The acquired communities, two of which are located in Naples, Florida and the other of which is located in Moore Haven, Florida, are comprised of 414 permanent recreational vehicle sites and 356 seasonal recreational vehicle sites and complement the Company’s existing Florida recreational vehicle portfolio, while not directly competing with it.  The communities provide a larger geographic footprint in the state and allow for cross-marketing opportunities utilizing the Company’s call center systems and staffing currently in place in the region.

As previously disclosed in a Form 8-K filed on December 8, 2011, the Company intends to purchase three additional recreational vehicles communities in January 2012 from affiliates of the Sellers, subject to the satisfaction of the closing conditions previously disclosed.

Sun Communities, Inc. is a REIT that currently owns and operates a portfolio of 159 communities comprising approximately 54,800 developed sites.

For more information about Sun Communities, Inc.
visit our website at www.suncommunities.com
 
Forward Looking Statements

This press release contains various “forward-looking statements” within the meaning of the Securities Act of 1933, as amended, and the Securities Exchange Act of 1934, as amended, and the Company intends that such forward-looking statements will be subject to the safe harbors created thereby.
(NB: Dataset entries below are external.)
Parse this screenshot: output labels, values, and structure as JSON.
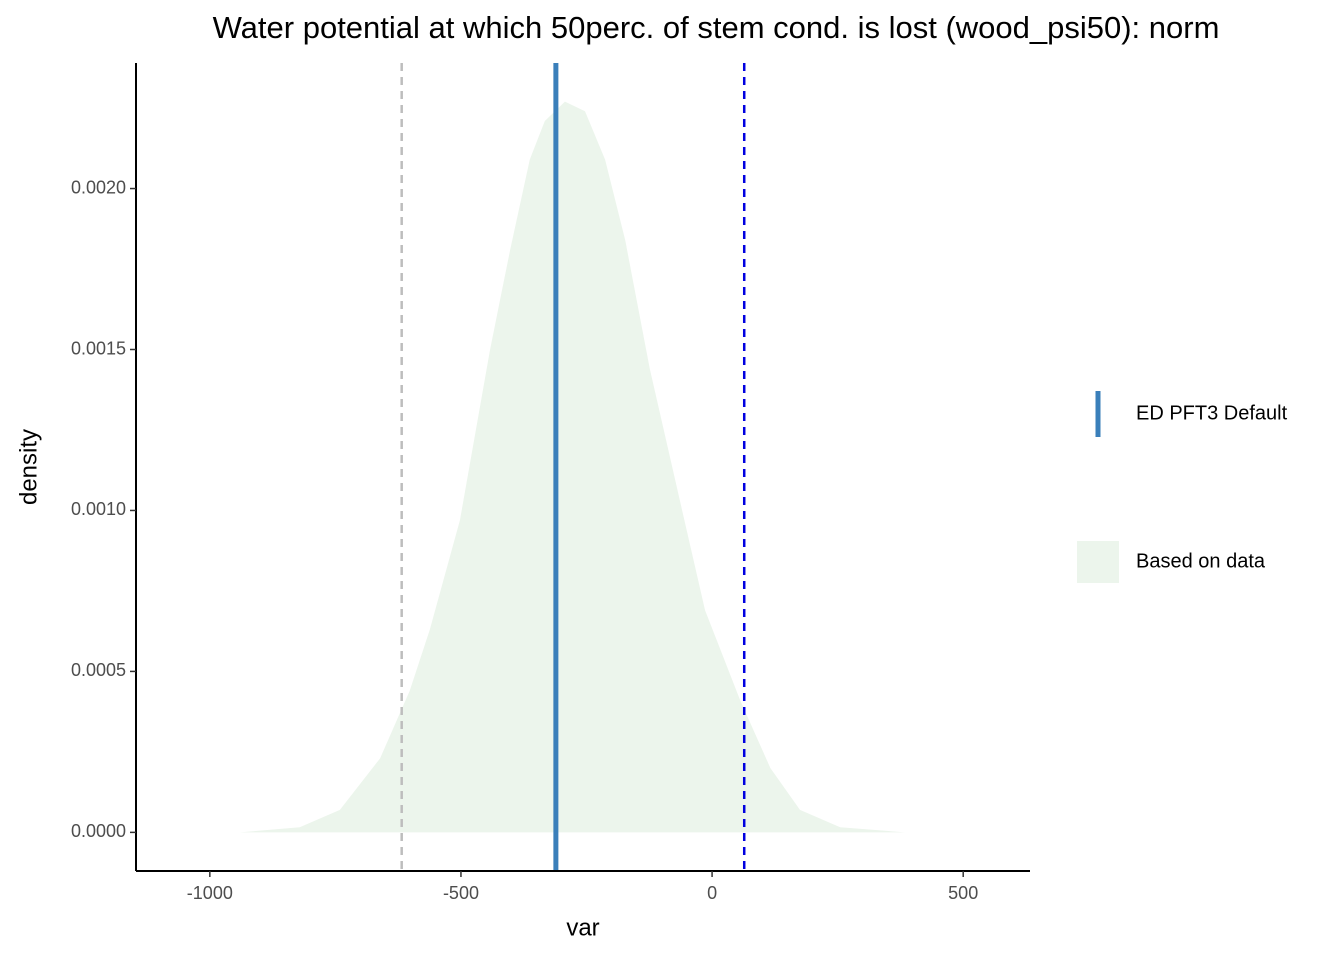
{
  "chart_data": {
    "type": "density",
    "title": "Water potential at which 50perc. of stem cond. is lost (wood_psi50): norm",
    "x_label": "var",
    "y_label": "density",
    "xlim": [
      -1147,
      633
    ],
    "ylim": [
      -0.00012,
      0.00239
    ],
    "xticks": [
      -1000,
      -500,
      0,
      500
    ],
    "yticks": [
      {
        "value": 0,
        "label": "0.0000"
      },
      0.0005,
      {
        "value": 0.001,
        "label": "0.0010"
      },
      0.0015,
      {
        "value": 0.002,
        "label": "0.0020"
      }
    ],
    "series": [
      {
        "name": "Based on data",
        "color": "#ecf5ec",
        "x": [
          -940,
          -821,
          -741,
          -661,
          -602,
          -562,
          -502,
          -442,
          -402,
          -363,
          -333,
          -293,
          -253,
          -213,
          -173,
          -124,
          -64,
          -14,
          56,
          116,
          175,
          255,
          384
        ],
        "values": [
          0,
          1.6e-05,
          7e-05,
          0.00023,
          0.00044,
          0.00063,
          0.00097,
          0.0015,
          0.00181,
          0.00209,
          0.00221,
          0.00227,
          0.00224,
          0.00209,
          0.00184,
          0.00144,
          0.00103,
          0.00069,
          0.00041,
          0.0002,
          7e-05,
          1.6e-05,
          0
        ]
      }
    ],
    "reference_lines": [
      {
        "name": "ED PFT3 Default",
        "x": -311,
        "color": "#3a7fba",
        "dashed": false
      },
      {
        "x": -618,
        "color": "#bdbdbd",
        "dashed": true
      },
      {
        "x": 64,
        "color": "#0000e0",
        "dashed": true
      }
    ]
  }
}
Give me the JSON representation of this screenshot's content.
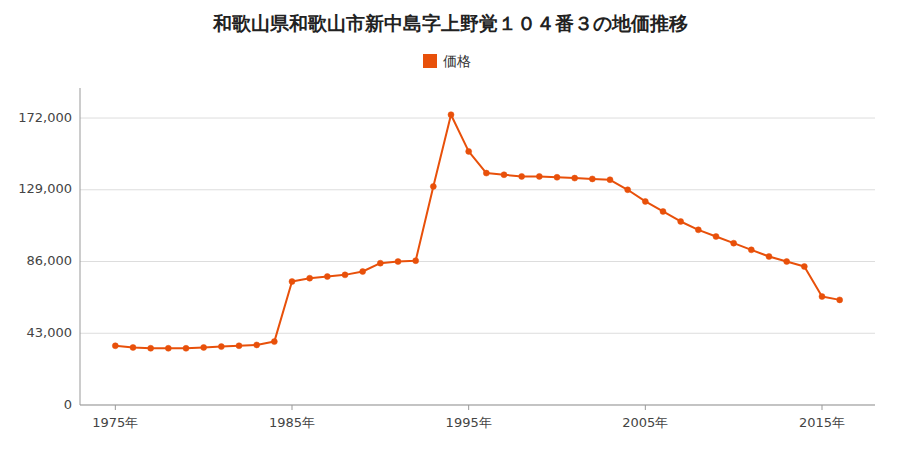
{
  "chart_data": {
    "type": "line",
    "title": "和歌山県和歌山市新中島字上野覚１０４番３の地価推移",
    "x": [
      1975,
      1976,
      1977,
      1978,
      1979,
      1980,
      1981,
      1982,
      1983,
      1984,
      1985,
      1986,
      1987,
      1988,
      1989,
      1990,
      1991,
      1992,
      1993,
      1994,
      1995,
      1996,
      1997,
      1998,
      1999,
      2000,
      2001,
      2002,
      2003,
      2004,
      2005,
      2006,
      2007,
      2008,
      2009,
      2010,
      2011,
      2012,
      2013,
      2014,
      2015,
      2016
    ],
    "series": [
      {
        "name": "価格",
        "color": "#e8500a",
        "marker": "circle",
        "values": [
          35500,
          34500,
          34000,
          34000,
          34000,
          34500,
          35000,
          35500,
          36000,
          38000,
          74000,
          76000,
          77000,
          78000,
          80000,
          85000,
          86000,
          86500,
          131000,
          174000,
          152000,
          139000,
          138000,
          137000,
          137000,
          136500,
          136000,
          135500,
          135000,
          129000,
          122000,
          116000,
          110000,
          105000,
          101000,
          97000,
          93000,
          89000,
          86000,
          83000,
          65000,
          63000
        ]
      }
    ],
    "xlim": [
      1973,
      2018
    ],
    "xticks": [
      {
        "value": 1975,
        "label": "1975年"
      },
      {
        "value": 1985,
        "label": "1985年"
      },
      {
        "value": 1995,
        "label": "1995年"
      },
      {
        "value": 2005,
        "label": "2005年"
      },
      {
        "value": 2015,
        "label": "2015年"
      }
    ],
    "ylim": [
      0,
      190000
    ],
    "yticks": [
      0,
      {
        "value": 43000,
        "label": "43,000"
      },
      {
        "value": 86000,
        "label": "86,000"
      },
      {
        "value": 129000,
        "label": "129,000"
      },
      {
        "value": 172000,
        "label": "172,000"
      }
    ],
    "grid": true,
    "legend": "top"
  }
}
Forward-looking statements can be identified by words such as “will,” “may,” “could,” “expect,” “anticipate,” “believes,” “intends,” “should,” “plans,” “estimates,” “approximate”, “guidance” and similar expressions in this press release that predict or indicate future events and trends and that do not report historical matters.
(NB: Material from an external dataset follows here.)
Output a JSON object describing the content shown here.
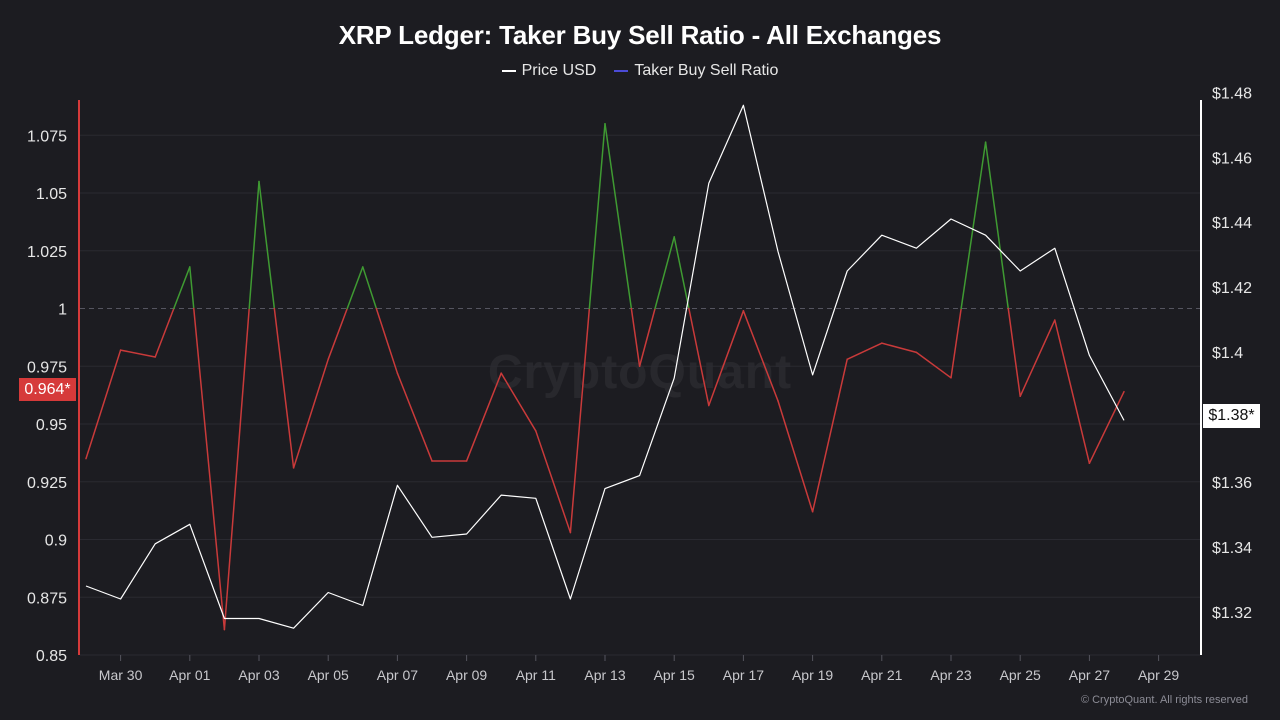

These forward-looking statements reflect the Company’s current views with respect to future events and financial performance, but involve known and unknown risks, uncertainties, and other factors, some of which are beyond our control. These risks, uncertainties, and other factors may cause the actual results of the Company to be materially different from any future results expressed or implied by such forward-looking statements. Such risks and uncertainties include national, regional and local economic climates, the ability to maintain rental rates and occupancy levels, competitive market forces, changes in market rates of interest, the ability of manufactured home buyers to obtain financing, the level of repossessions by manufactured home lenders and those risks and uncertainties referenced under the headings entitled “Risk Factors” contained in our Form 10-K for the year ended December 31, 2010, and the Company’s other periodic filings with the Securities and Exchange Commission.

The forward-looking statements contained in this press release speak only as of the date hereof and the Company expressly disclaims any obligation to provide public updates, revisions or amendments to any forward- looking statements made herein to reflect changes in the Company’s assumptions, expectations of future events, or trends.